Question

Solve `cos^4(a)-sin^2(a)=1` ?

Answer 1

`a = npi, n in ZZ`

Explanation:

Given: `cos^4(a)-sin^2(a)=1`

Substitute `sin^2(a) = 1-cos^2(a)`

`cos^4(a)-(1-cos^2(a))=1`

Rearrange into standard quadratic form:

`cos^4(a)+cos^2(a)-2=0`

Factor:

`(cos^2(a) -1)(cos^2(a)+2)=0`

There are two roots

`cos^2(a) =1` and `cos^2(a) = -2`

We must discard `cos^2(a) = -2`, because it implies imaginary values for the cosine function and imaginary values are not with the cosine functions range.

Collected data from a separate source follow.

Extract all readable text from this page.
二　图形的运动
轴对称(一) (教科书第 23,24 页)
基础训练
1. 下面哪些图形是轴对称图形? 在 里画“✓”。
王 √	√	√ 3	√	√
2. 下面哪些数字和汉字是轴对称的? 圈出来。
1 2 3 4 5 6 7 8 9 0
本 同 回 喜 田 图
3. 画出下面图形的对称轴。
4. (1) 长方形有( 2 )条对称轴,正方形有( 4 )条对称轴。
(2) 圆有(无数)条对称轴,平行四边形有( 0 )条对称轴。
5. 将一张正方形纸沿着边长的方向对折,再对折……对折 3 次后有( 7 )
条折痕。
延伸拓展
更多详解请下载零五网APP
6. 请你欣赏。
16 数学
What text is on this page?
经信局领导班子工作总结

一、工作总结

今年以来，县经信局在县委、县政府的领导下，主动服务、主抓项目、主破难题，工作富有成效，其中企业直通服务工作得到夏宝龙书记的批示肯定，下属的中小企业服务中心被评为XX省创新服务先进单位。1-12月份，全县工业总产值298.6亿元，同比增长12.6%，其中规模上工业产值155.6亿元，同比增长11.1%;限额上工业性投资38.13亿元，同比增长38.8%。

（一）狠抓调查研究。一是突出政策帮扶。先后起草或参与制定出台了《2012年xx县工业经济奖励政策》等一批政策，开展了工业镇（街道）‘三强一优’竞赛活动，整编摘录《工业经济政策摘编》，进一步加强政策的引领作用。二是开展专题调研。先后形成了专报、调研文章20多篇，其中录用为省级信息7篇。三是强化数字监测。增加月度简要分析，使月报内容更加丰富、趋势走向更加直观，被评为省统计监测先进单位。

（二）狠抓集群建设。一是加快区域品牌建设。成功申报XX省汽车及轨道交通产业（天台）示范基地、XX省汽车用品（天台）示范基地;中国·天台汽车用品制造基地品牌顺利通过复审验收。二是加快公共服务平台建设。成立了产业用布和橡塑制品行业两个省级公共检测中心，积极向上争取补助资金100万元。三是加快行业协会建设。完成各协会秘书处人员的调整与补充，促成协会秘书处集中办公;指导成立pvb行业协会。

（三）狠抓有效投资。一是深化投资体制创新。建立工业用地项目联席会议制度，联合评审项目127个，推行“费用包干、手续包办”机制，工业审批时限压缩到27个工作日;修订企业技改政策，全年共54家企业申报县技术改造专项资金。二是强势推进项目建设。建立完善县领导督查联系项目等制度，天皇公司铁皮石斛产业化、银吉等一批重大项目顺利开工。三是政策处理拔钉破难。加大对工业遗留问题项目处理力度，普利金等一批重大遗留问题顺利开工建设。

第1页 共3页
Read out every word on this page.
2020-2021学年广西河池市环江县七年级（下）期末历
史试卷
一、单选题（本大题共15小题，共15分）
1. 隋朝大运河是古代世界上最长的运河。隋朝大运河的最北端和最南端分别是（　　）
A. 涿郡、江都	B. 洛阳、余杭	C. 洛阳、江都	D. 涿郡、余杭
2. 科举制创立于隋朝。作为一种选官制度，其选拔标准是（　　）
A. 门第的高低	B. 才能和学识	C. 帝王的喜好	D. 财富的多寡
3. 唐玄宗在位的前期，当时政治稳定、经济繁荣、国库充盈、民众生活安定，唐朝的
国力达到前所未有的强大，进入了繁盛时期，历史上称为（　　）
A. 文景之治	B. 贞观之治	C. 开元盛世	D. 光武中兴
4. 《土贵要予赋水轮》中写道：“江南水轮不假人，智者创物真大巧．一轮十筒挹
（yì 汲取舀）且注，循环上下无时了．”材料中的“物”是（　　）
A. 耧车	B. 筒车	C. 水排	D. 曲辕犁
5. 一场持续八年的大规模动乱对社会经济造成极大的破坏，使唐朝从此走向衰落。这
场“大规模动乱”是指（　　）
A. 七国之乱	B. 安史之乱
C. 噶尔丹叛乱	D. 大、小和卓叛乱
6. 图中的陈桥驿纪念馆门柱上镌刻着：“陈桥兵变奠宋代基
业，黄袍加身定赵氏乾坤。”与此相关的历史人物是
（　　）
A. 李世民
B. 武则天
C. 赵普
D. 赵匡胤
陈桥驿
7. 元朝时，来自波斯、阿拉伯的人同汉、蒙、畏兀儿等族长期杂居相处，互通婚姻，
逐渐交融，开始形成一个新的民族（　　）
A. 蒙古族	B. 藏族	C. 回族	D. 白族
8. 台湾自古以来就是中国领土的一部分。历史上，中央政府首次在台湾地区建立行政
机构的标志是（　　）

Use the square root on `cos^2(a) =1`

`cos(a) = +-1`

Separate into two roots:

`cos(a) = 1` and `cos(a)=-1`

Use the inverse cosine function on both sides:

`a = cos^-1(1)` and `a = cos^-1(-1)`

The above simplifies to integer multiples of `pi`:

`a = npi, n in ZZ`

Answer 2

See below.

Explanation:

`cos^2a = 1- sin^2 a` and

`(1-sin^2a)^2-sin^2a = 1-2sin^2a+sin^4a-sin^2a = 1` or

`sin^2a(sin^2a-3)=0`

Here `sin^2a -3 ne 0` hence

`sin^2a = 0 rArr a = {2k pi} uu {pi+2k pi}` for `k in ZZ`